On 27 September 1825 the world’s first passenger train, hauled by George Stephenson’s Locomotion No.1, carried over 400 people along the Stockton & Darlington Railway. The landmark event drew crowds of up to 40,000 people, although in the early years of the S&D steam locomotives then hauled goods trains, and infrequent passenger trains were pulled by horses.

Five years later the Liverpool & Manchester Railway opened, as the first railway to be designed exclusively for steam power and also intended to carry passengers from the outset.

Now, with two years to go until the bicentenary of the Stockton & Darlington, the rail industry has confirmed it will mark the anniversary and the far-reaching effects of railways and train travel, with a year-long programme called Railway 200.

A logo for the celebrations has been unveiled along with a website.

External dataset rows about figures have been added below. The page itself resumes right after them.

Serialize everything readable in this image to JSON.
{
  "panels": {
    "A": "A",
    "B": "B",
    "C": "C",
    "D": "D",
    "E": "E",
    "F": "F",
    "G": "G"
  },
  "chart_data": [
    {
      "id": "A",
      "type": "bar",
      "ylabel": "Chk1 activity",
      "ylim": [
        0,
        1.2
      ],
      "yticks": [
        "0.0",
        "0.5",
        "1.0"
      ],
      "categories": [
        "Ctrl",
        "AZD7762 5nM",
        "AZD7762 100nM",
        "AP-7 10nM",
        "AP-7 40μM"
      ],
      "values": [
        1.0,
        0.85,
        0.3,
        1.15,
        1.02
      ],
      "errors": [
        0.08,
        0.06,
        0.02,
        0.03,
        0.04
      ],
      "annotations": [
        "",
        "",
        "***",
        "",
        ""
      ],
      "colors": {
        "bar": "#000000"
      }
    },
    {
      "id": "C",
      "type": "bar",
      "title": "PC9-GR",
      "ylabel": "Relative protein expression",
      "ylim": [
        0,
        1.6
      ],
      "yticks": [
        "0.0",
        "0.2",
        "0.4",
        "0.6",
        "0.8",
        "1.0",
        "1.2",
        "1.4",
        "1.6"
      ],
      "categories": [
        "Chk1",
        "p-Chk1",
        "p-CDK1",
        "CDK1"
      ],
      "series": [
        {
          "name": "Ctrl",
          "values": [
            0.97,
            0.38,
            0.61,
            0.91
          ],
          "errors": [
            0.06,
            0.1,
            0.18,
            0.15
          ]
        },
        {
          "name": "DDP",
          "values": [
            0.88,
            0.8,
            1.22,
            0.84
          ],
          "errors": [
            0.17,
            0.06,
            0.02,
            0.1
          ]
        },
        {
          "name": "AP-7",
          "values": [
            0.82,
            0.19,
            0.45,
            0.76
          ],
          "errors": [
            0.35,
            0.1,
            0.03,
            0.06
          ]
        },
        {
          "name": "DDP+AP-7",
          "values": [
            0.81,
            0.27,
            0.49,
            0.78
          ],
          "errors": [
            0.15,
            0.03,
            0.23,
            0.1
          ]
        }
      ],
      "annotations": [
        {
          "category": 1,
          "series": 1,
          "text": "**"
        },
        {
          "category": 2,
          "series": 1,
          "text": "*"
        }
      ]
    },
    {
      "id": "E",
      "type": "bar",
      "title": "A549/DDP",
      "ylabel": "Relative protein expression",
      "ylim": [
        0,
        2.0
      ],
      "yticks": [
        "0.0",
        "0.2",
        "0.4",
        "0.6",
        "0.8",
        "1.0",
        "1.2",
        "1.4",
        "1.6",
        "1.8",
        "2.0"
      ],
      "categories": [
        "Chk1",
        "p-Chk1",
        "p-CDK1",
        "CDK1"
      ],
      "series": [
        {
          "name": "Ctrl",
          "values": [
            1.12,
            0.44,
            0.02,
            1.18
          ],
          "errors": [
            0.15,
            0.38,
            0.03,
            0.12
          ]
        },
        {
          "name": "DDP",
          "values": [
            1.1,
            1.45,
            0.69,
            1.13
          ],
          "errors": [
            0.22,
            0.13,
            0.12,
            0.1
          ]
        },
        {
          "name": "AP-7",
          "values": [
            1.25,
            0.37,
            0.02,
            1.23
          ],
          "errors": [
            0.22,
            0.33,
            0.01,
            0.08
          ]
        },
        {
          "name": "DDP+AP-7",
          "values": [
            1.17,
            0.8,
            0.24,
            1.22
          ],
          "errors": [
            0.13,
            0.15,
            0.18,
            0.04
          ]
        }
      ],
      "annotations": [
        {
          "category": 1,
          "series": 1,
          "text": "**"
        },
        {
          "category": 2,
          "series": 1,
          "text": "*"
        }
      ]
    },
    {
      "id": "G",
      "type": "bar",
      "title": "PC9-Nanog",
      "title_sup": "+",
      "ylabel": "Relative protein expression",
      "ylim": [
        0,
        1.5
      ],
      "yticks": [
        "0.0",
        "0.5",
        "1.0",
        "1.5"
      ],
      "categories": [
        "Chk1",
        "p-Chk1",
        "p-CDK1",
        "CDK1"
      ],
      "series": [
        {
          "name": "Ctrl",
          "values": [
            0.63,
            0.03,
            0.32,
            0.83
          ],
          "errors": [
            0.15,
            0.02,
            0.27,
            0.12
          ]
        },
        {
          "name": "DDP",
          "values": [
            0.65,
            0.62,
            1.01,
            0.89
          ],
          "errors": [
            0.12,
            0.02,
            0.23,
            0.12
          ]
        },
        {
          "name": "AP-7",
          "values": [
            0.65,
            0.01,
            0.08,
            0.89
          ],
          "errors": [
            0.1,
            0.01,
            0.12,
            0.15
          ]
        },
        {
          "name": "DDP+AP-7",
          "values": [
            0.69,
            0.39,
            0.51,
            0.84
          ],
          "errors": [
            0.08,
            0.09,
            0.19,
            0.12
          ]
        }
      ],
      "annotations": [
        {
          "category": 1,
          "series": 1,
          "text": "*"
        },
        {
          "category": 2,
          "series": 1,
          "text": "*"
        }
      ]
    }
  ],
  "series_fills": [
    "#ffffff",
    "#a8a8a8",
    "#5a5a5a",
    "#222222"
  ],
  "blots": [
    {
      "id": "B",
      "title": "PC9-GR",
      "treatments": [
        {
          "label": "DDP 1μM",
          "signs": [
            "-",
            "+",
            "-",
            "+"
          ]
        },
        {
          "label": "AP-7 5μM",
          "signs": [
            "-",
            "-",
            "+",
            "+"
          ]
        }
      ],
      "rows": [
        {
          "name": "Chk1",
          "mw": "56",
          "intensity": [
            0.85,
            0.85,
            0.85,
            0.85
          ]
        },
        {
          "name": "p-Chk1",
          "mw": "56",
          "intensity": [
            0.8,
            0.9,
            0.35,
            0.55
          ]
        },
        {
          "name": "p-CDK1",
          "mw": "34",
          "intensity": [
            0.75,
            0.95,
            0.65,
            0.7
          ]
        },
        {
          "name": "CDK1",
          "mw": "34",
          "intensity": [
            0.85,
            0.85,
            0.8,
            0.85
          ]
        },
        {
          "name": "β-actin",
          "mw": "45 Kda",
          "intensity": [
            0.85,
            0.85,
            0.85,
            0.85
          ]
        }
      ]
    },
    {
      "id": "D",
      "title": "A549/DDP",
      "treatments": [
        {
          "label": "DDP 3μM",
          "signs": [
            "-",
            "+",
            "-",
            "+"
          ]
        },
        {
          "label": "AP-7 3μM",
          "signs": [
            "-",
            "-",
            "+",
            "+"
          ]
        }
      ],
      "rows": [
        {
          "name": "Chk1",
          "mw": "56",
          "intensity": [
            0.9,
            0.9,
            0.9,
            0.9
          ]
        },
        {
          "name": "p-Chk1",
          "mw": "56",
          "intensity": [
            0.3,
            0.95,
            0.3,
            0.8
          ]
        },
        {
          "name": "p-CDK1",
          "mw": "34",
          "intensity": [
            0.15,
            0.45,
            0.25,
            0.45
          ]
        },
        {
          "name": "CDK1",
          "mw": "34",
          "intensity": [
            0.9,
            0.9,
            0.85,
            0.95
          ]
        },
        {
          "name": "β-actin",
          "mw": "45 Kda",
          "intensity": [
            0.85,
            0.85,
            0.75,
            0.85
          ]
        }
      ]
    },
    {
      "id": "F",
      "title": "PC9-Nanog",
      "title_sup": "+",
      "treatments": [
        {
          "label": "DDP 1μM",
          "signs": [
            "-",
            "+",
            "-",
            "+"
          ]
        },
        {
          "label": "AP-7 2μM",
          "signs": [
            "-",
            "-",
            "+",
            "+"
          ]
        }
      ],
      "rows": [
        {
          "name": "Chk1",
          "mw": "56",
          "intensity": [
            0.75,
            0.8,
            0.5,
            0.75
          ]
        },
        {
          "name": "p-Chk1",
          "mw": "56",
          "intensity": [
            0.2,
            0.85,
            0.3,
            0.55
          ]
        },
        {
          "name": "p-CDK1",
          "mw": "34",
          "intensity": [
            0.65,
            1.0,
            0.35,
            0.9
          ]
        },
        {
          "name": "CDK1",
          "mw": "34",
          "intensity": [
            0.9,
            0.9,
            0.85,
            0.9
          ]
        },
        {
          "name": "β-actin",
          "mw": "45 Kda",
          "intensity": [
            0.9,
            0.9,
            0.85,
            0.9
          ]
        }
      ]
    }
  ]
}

The logo symbolises the idea that rail is a continuous line connecting the country, which the organisers said was ‘the fabric woven throughout our history, linking lives, communities and cultures, whilst leading the way towards the future’.

Developed by a cross industry partnership, with a focus on inspiring the next generation, Railway 200 will be a national programme starting in January 2025. A wide variety of activities, initiatives and partnerships is being considered, including commemorative items, so that Railway 200 can celebrate rail’s remarkable past, recognise its importance today, and look forward to its future.

Plans are also underway for an exhibition train which will travel around the rail network and take Railway 200 to people all over Britain. Developed in partnership with the National Railway Museum and rolling stock leasing company Porterbrook, this train will consist of different exhibitions and interactive elements for young people and their families.

Organisations around the country are already planning their own events. Railway 200 invites the rail industry, its partners and custodians of our railway heritage, art and artefacts to consider how they can play their part.

Peter Hendy chairs Network Rail and also Railway 200. Lord Hendy said: ‘The world changed forever in 1825 and the 200th anniversary of this first passenger train journey is an historic opportunity to reset the public’s relationship with rail. It is our chance to present the railway as a forward thinking, digital industry and as an attractive career option for young people and for people from many different backgrounds.

‘For Railway 200 to reach its full potential, we must harness the knowledge and efforts of the whole industry, so I hope you will join us in creating a programme of celebrations which will recognise this great British achievement, the first public passenger train in the world, while inspiring a new generation to take our innovative railway far into the future.’

Railway Industry Association chief executive Darren Caplan said: ‘It is hard to overstate the benefits that the railway has brought, and continues to bring, not just to the UK, but also globally, since 1825. Rail networks don’t just keep people connected, they also play a crucial role in spurring economic growth, creating jobs, boosting sustainability, and bringing together local communities.’

Rail Delivery Group chief executive Jacqueline Starr added: ‘The world’s first passenger train changed transport forever, and the anniversary of that journey is a chance for the rail industry to celebrate our history and look to the future. Railway 200 is a chance to show the world that the innovative spirit of 1825 is still very much alive today, with a programme of activities that draws upon the creativity and talent that exists across the railway.’

Meanwhile Railnews launches a new business website tomorrow, and this will play a part in helping to celebrate 200 years of railways.